The search syntax itself isn't too hard, but I set a low bar for our "average users" simply because there are people who struggle to grasp how the blacklist works. Then they complain about how it doesn't work when they blacklist "mlp scat gore vore nightmare_fuel" all on one line.

Edit: And seriously, this is a helluva lot of work for gender-specificity (searching for male rabbits or female foxes), which is probably going to amount to 99% of its use.

Updated by anonymous

ippiki_ookami said:
Oh neat, an outdated help entry in the wiki. You could either go by that, or go by the staff that currently run the site. Up to you.

Seems reasonable to go by the help, really. I mean, it's there, there's no sign on it that says "P.S., the mods have changed their minds these days." If it's so outdated, maybe fix it to reflect the current views of the staff that run the site in order to avoid confusion in the future.
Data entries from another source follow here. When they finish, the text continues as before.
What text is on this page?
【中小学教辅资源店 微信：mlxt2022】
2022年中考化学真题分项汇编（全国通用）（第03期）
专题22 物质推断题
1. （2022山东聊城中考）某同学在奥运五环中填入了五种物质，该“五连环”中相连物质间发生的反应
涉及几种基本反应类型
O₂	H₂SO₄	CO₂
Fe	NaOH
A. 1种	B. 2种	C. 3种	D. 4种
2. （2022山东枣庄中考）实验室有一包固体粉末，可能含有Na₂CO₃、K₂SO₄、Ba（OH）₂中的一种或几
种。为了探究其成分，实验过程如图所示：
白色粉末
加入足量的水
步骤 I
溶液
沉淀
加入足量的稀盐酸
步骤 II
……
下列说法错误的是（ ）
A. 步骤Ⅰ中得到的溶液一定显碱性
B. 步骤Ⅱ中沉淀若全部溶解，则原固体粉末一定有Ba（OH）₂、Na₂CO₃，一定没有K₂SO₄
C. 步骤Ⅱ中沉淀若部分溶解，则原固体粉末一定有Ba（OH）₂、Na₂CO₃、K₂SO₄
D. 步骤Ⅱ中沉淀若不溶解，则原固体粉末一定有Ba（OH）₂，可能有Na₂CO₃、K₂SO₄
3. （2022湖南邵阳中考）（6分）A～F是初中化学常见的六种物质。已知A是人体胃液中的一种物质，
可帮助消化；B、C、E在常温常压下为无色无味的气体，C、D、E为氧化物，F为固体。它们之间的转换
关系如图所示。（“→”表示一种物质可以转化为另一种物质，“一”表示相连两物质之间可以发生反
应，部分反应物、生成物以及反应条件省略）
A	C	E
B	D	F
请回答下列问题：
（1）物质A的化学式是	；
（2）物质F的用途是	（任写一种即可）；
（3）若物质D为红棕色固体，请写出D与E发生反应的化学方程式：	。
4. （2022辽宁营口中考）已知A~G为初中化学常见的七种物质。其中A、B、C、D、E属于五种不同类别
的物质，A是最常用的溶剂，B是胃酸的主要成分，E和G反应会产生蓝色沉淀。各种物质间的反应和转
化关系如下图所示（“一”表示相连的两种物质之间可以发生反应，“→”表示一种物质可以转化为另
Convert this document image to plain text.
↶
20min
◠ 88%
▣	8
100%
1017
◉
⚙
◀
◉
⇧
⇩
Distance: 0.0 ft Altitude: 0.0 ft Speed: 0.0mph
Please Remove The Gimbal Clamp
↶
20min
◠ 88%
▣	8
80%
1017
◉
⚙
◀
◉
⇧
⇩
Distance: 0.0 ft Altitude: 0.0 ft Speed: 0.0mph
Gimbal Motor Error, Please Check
We can't read your minds, only your wiki entries.

Ik: Dang. I knew anything more complex than our current system would be like...SUPER complex, but I had no idea just how ridiculously in depth it would have to be. Fascinating.

Updated by anonymous

RedOctober said:
Ik: Dang. I knew anything more complex than our current system would be like...SUPER complex, but I had no idea just how ridiculously in depth it would have to be. Fascinating.

Well, my napkin math may err on the side making it look worse than it will be, but I believe the logic is sound and factorials would be the approximate scaling of tag relationships.

As for "decades until ANNs", that was trying to be reasonable as well. Google achieved 15.8% accuracy identifying cats from a self-trained ANN. Though I had the starting numbers wrong - it was 1,000 computers, containing 16,000 cores total. arXiv has the paper they wrote, guess I should have looked for that sooner than going from the news source I had been reading from.

I still think it's reasonable to estimate, using Moore's Law as a guide, that it would take 30-40 years before ANNs could solve this kind of problem in a laboratory environment, and another decade past that before it becomes practical in smaller-scale commercial applications like this one.